Biases in discrete CH4 and N2O sampling protocols associated with temporal variation of gas fluxes from manure storage systems

Manure slurry storage systems are possible sources of methane (CH4) and nitrous oxide (N2O), both of which are strong greenhouse gases (GHG). The most commonly used methods to measure these emissions rely on chamber techniques deployed at discrete intervals (i.e. non-continuously). Due to long-term and diurnal variations in GHG emissions, discrete sampling may yield biased estimates when integrating fluxes over time. This research quantified the effect of sampling interval and the ‘time-of-day’ of sample collection on total emission estimates from discrete sampling compared to continuous monitoring, and characterized temporal flux variations in relation to environmental conditions. Methane and N2O emissions were measured continuously over the 6 mo warm storage season in 2010 from 6 pilot-scale dairy manure slurry storage tanks using flow-through steady state chambers. Discrete sampling was simulated by extracting data from hourly flux time series at 13 sampling intervals ranging from 1 to 21 d.

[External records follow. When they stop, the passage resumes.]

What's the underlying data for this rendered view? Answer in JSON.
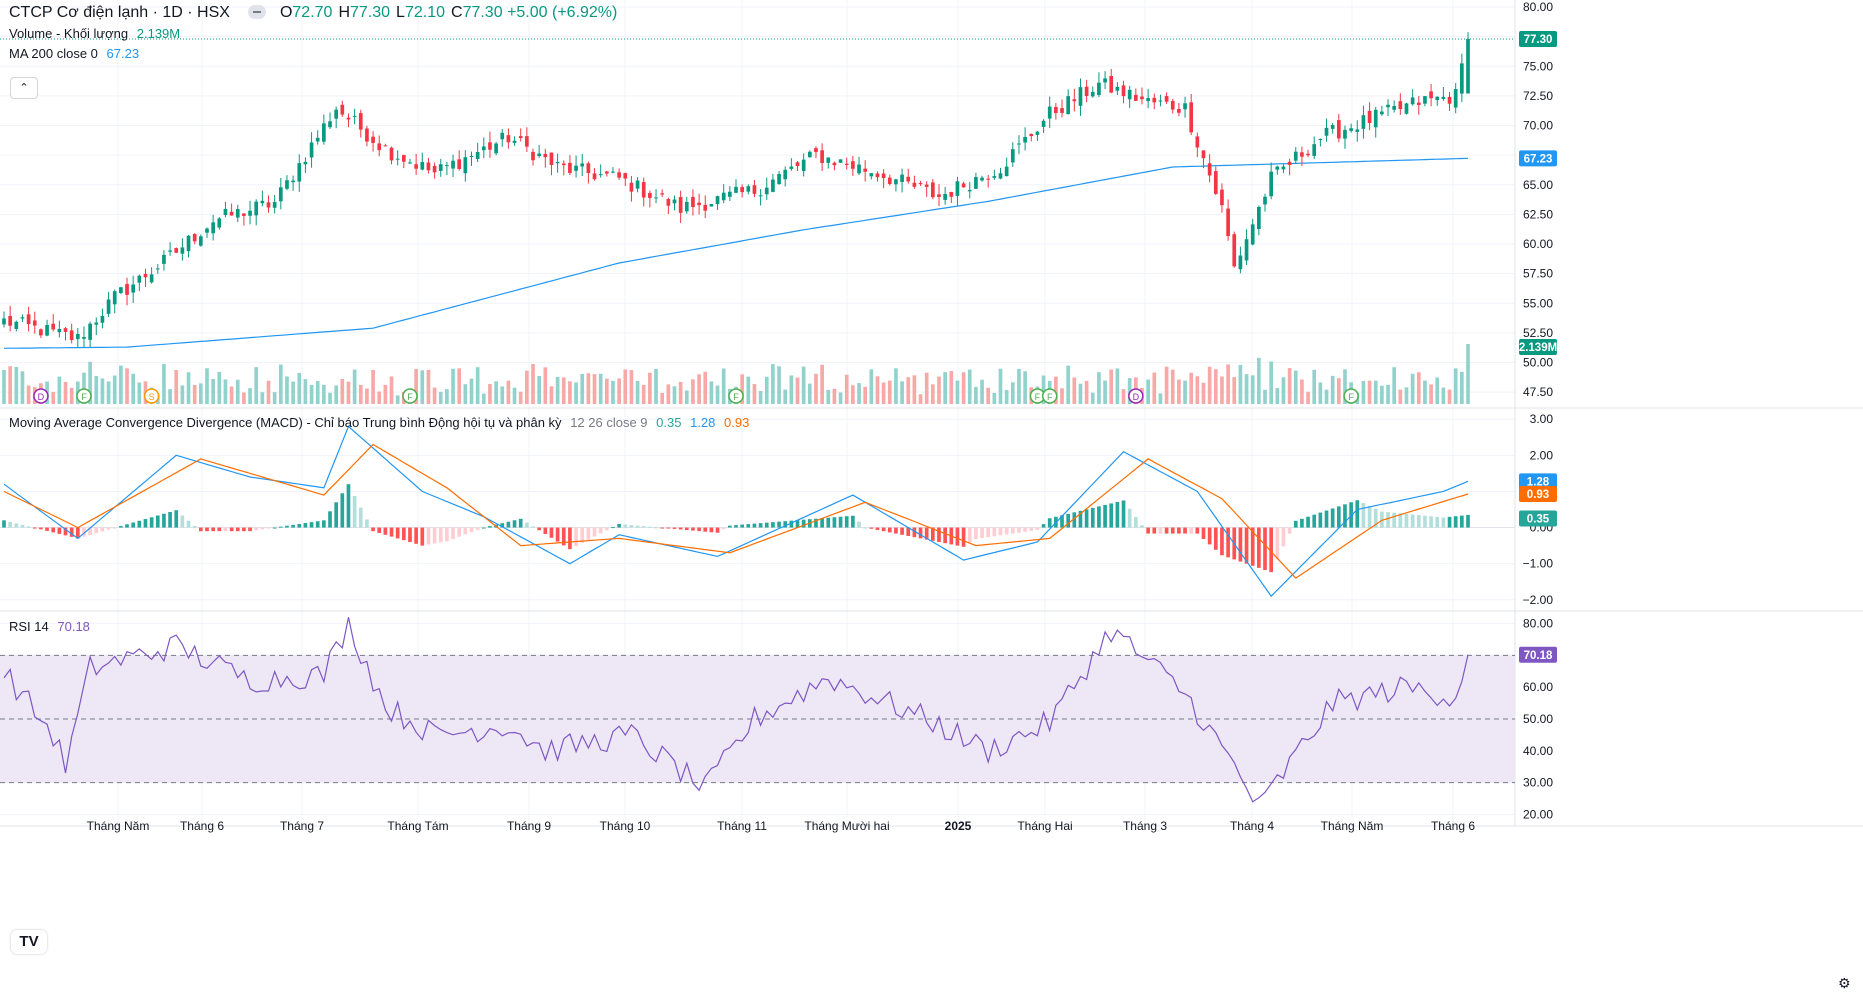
{
  "header": {
    "symbol_title": "CTCP Cơ điện lạnh · 1D · HSX",
    "ohlc": [
      {
        "label": "O",
        "value": "72.70"
      },
      {
        "label": "H",
        "value": "77.30"
      },
      {
        "label": "L",
        "value": "72.10"
      },
      {
        "label": "C",
        "value": "77.30"
      }
    ],
    "change": "+5.00 (+6.92%)"
  },
  "legends": {
    "volume_label": "Volume - Khối lượng",
    "volume_value": "2.139M",
    "ma_label": "MA 200 close 0",
    "ma_value": "67.23",
    "macd_label": "Moving Average Convergence Divergence (MACD) - Chỉ báo Trung bình Động hội tụ và phân kỳ",
    "macd_params": "12 26 close 9",
    "macd_hist_value": "0.35",
    "macd_value": "1.28",
    "macd_signal_value": "0.93",
    "rsi_label": "RSI 14",
    "rsi_value": "70.18"
  },
  "colors": {
    "up": "#089981",
    "down": "#f23645",
    "vol_up": "#92d2cc",
    "vol_down": "#f7a9a7",
    "ma": "#2196f3",
    "macd": "#2196f3",
    "signal": "#ff6d00",
    "hist_up_strong": "#26a69a",
    "hist_up_weak": "#b2dfdb",
    "hist_down_strong": "#ff5252",
    "hist_down_weak": "#ffcdd2",
    "rsi": "#7e57c2",
    "rsi_band": "#ede7f6"
  },
  "icons": {
    "logo": "tradingview-logo-icon",
    "settings": "gear-icon",
    "collapse": "chevron-up-icon"
  },
  "logo_text": "TV",
  "chart_data": [
    {
      "type": "candlestick",
      "ylim": [
        46.5,
        80
      ],
      "y_ticks": [
        "80.00",
        "77.50",
        "75.00",
        "72.50",
        "70.00",
        "67.50",
        "65.00",
        "62.50",
        "60.00",
        "57.50",
        "55.00",
        "52.50",
        "50.00",
        "47.50"
      ],
      "x_tick_labels": [
        "Tháng Năm",
        "Tháng 6",
        "Tháng 7",
        "Tháng Tám",
        "Tháng 9",
        "Tháng 10",
        "Tháng 11",
        "Tháng Mười hai",
        "2025",
        "Tháng Hai",
        "Tháng 3",
        "Tháng 4",
        "Tháng Năm",
        "Tháng 6"
      ],
      "last_price_label": "77.30",
      "ma_label_value": "67.23",
      "volume_label_value": "2.139M",
      "key_levels": [
        {
          "x": 0,
          "close": 53.5
        },
        {
          "x": 12,
          "close": 52.0
        },
        {
          "x": 18,
          "close": 55.5
        },
        {
          "x": 26,
          "close": 58.5
        },
        {
          "x": 34,
          "close": 62.0
        },
        {
          "x": 44,
          "close": 63.5
        },
        {
          "x": 54,
          "close": 71.5
        },
        {
          "x": 62,
          "close": 68.0
        },
        {
          "x": 70,
          "close": 66.0
        },
        {
          "x": 82,
          "close": 69.0
        },
        {
          "x": 90,
          "close": 66.5
        },
        {
          "x": 100,
          "close": 65.5
        },
        {
          "x": 110,
          "close": 63.0
        },
        {
          "x": 122,
          "close": 64.5
        },
        {
          "x": 132,
          "close": 67.5
        },
        {
          "x": 142,
          "close": 66.0
        },
        {
          "x": 152,
          "close": 64.0
        },
        {
          "x": 162,
          "close": 66.5
        },
        {
          "x": 170,
          "close": 71.0
        },
        {
          "x": 178,
          "close": 73.5
        },
        {
          "x": 186,
          "close": 72.0
        },
        {
          "x": 192,
          "close": 71.5
        },
        {
          "x": 198,
          "close": 63.0
        },
        {
          "x": 200,
          "close": 58.0
        },
        {
          "x": 206,
          "close": 65.5
        },
        {
          "x": 214,
          "close": 69.0
        },
        {
          "x": 222,
          "close": 70.5
        },
        {
          "x": 230,
          "close": 72.0
        },
        {
          "x": 236,
          "close": 72.5
        },
        {
          "x": 238,
          "close": 77.3
        }
      ],
      "ma200": [
        {
          "x": 0,
          "y": 51.2
        },
        {
          "x": 20,
          "y": 51.3
        },
        {
          "x": 60,
          "y": 52.9
        },
        {
          "x": 100,
          "y": 58.4
        },
        {
          "x": 130,
          "y": 61.2
        },
        {
          "x": 160,
          "y": 63.6
        },
        {
          "x": 190,
          "y": 66.5
        },
        {
          "x": 238,
          "y": 67.23
        }
      ],
      "signals": [
        {
          "x": 6,
          "letter": "D"
        },
        {
          "x": 13,
          "letter": "F"
        },
        {
          "x": 24,
          "letter": "S"
        },
        {
          "x": 66,
          "letter": "F"
        },
        {
          "x": 119,
          "letter": "F"
        },
        {
          "x": 168,
          "letter": "F"
        },
        {
          "x": 170,
          "letter": "F"
        },
        {
          "x": 184,
          "letter": "D"
        },
        {
          "x": 219,
          "letter": "F"
        }
      ]
    },
    {
      "type": "macd",
      "ylim": [
        -2.2,
        3.2
      ],
      "y_ticks": [
        "3.00",
        "2.00",
        "1.00",
        "0.00",
        "−1.00",
        "−2.00"
      ],
      "macd_line": [
        {
          "x": 0,
          "y": 1.2
        },
        {
          "x": 12,
          "y": -0.3
        },
        {
          "x": 28,
          "y": 2.0
        },
        {
          "x": 40,
          "y": 1.4
        },
        {
          "x": 52,
          "y": 1.1
        },
        {
          "x": 56,
          "y": 2.8
        },
        {
          "x": 68,
          "y": 1.0
        },
        {
          "x": 78,
          "y": 0.3
        },
        {
          "x": 92,
          "y": -1.0
        },
        {
          "x": 100,
          "y": -0.2
        },
        {
          "x": 116,
          "y": -0.8
        },
        {
          "x": 138,
          "y": 0.9
        },
        {
          "x": 156,
          "y": -0.9
        },
        {
          "x": 168,
          "y": -0.4
        },
        {
          "x": 182,
          "y": 2.1
        },
        {
          "x": 194,
          "y": 1.0
        },
        {
          "x": 206,
          "y": -1.9
        },
        {
          "x": 220,
          "y": 0.5
        },
        {
          "x": 234,
          "y": 1.0
        },
        {
          "x": 238,
          "y": 1.28
        }
      ],
      "signal_line": [
        {
          "x": 0,
          "y": 1.0
        },
        {
          "x": 12,
          "y": 0.0
        },
        {
          "x": 32,
          "y": 1.9
        },
        {
          "x": 52,
          "y": 0.9
        },
        {
          "x": 60,
          "y": 2.3
        },
        {
          "x": 72,
          "y": 1.1
        },
        {
          "x": 84,
          "y": -0.5
        },
        {
          "x": 100,
          "y": -0.3
        },
        {
          "x": 118,
          "y": -0.7
        },
        {
          "x": 140,
          "y": 0.7
        },
        {
          "x": 158,
          "y": -0.5
        },
        {
          "x": 170,
          "y": -0.3
        },
        {
          "x": 186,
          "y": 1.9
        },
        {
          "x": 198,
          "y": 0.8
        },
        {
          "x": 210,
          "y": -1.4
        },
        {
          "x": 224,
          "y": 0.2
        },
        {
          "x": 238,
          "y": 0.93
        }
      ],
      "histogram_last": 0.35
    },
    {
      "type": "line",
      "name": "RSI 14",
      "ylim": [
        17,
        83
      ],
      "y_ticks": [
        "80.00",
        "70.00",
        "60.00",
        "50.00",
        "40.00",
        "30.00",
        "20.00"
      ],
      "bands": {
        "upper": 70,
        "middle": 50,
        "lower": 30
      },
      "values": [
        {
          "x": 0,
          "y": 65
        },
        {
          "x": 8,
          "y": 45
        },
        {
          "x": 10,
          "y": 35
        },
        {
          "x": 14,
          "y": 66
        },
        {
          "x": 28,
          "y": 73
        },
        {
          "x": 40,
          "y": 62
        },
        {
          "x": 52,
          "y": 64
        },
        {
          "x": 56,
          "y": 80
        },
        {
          "x": 62,
          "y": 54
        },
        {
          "x": 70,
          "y": 45
        },
        {
          "x": 82,
          "y": 48
        },
        {
          "x": 88,
          "y": 40
        },
        {
          "x": 102,
          "y": 45
        },
        {
          "x": 114,
          "y": 28
        },
        {
          "x": 122,
          "y": 50
        },
        {
          "x": 134,
          "y": 63
        },
        {
          "x": 150,
          "y": 50
        },
        {
          "x": 160,
          "y": 40
        },
        {
          "x": 170,
          "y": 49
        },
        {
          "x": 180,
          "y": 78
        },
        {
          "x": 192,
          "y": 58
        },
        {
          "x": 200,
          "y": 35
        },
        {
          "x": 204,
          "y": 22
        },
        {
          "x": 216,
          "y": 55
        },
        {
          "x": 228,
          "y": 60
        },
        {
          "x": 236,
          "y": 57
        },
        {
          "x": 238,
          "y": 70.18
        }
      ]
    }
  ]
}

For each sampling interval, 24 datasets were generated, one for each hour of the day. When there were high rates of CH4 ebullition, and crusts did not completely cover the surface, diurnal flux variations were linked with the diurnal surface temperature (T0) cycle, whereby bubbles that accumulated at the surface overnight burst after sunrise. With complete manure surface crusting, episodic and unpredictable flux events were more common. Diurnal variation in N2O emissions was strongly linked with variation in T0 when crusts >2 mo old were present. For CH4, sampling between 1800 and 0800 h at intervals ≤7 d yielded ±10% deviation between discrete and continuous monitoring with a frequency of 96%. The frequency of achieving ±10% deviation for N2O was 50% when sampling at ∼2000 h. If sampling during these times is not possible, manual measurements should be made in early morning (before 0900 h) and late afternoon (after 1700 h).

► We characterized temporal CH4 and N2O flux variations for stored dairy slurries.
► We examined how discrete sampling was affected by these flux variations.
► Discrete sampling should be done before 0900 h or after 1700 h, at intervals <=7 d.
► Gas flux variations were linked with the daily slurry surface temperature (T0) cycle.
► The strength of the relation between fluxes and T0 depended on crust conditions.